Differential diagnosis of CRAO retinal disease :
Differential diagnosis of a cherry-red spot at the macula
1- Metabolic Storage Diseases: Tay–Sachs disease
2- Farber diseaseGM1 and GM2 gangliosidoses
3- Metachromatic leukodystrophy
4- Niemann–Pick disease
5- Sandhoff disease
Developmental diseases (e.g., Leber’s congenital amaurosis)
Hereditary/ Familial: Pantothenate kinase-associated neurodegeneration
Vascular (e.g., central retinal artery occlusion)
Drugs: Quinine toxicity, Dapsone toxicity
Poisoning: Carbon monoxideMethanol
Also, consider giant cell arteritis, intraocular gentamicin toxicity, and acute ophthalmic artery occlusion.
Investigations: Arrange BP; urgent ESR and CRP; blood sugar; FBC; lipids; ANA, rheumatoid factor, serum protein, and hemoglobin electrophoresis; thrombophilia screen if suggested by history; carotid artery Doppler; fluorescein angiogram and cardiac examination for embolic source. Investigations other than basic blood tests may be best undertaken by a physician.
Treatment: If symptoms suggest occlusion for <24 hours duration, attempt to dislodge an embolus by:
1- Firm ocular massage through closed eyelids for 15 minutes.
2- Stat crushed acetazolamide 500 mg p.o.,
3- Offer anterior chamber paracentesis but explain that results are variable. If performed, prescribe G. chloramphenicol q.d.s. one week.
Follow–up: Review initially in 2–4 weeks. Examine for iris neovascularization. Perform or review investigations and liaise with relevant clinicians. Advise immediate ophthalmic review if visual obscuration occurs in either eye. Local policies for carotid endarterectomy vary and depend on the degree of carotid occlusion, so discuss with a vascular surgeon.
Branch Retinal Artery Occlusion
Symptoms: Unilateral, painless, sudden, visual field loss.

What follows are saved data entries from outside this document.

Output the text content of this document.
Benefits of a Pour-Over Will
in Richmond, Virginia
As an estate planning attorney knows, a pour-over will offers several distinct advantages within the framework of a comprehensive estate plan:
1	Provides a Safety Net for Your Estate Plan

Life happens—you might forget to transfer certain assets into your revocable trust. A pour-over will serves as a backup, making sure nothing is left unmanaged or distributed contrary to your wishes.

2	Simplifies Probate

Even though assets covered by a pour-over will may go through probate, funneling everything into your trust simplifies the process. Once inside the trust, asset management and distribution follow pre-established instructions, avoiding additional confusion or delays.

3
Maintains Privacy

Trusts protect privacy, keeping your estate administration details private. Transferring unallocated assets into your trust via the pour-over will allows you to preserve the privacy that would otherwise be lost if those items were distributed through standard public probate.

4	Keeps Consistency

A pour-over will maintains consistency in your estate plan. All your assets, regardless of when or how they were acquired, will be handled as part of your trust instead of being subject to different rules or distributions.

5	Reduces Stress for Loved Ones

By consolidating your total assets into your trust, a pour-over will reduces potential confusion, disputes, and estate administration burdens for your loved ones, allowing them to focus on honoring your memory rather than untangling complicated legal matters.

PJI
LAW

Signs: Retinal swelling similar to central retinal artery occlusion (CRAO, previous page), except for branch distribution. Emboli may be present.
■ Single episode.
■ Multiple episodes: consider systemic disease and urgent medical review.
History, examination, investigations See CRAO, above. Cilioretinal occlusion may occur in the presence of central retinal vein occlusion and is commonly missed. Exclude giant cell arteritis.
Treatment: No therapy is of proven value.
Follow–up: Initiate medical follow-up as indicated by the investigations. Evaluate for recurrences or new disease in 3–6 months. About 80% of symptomatic cases achieve VA of 6/12 or better.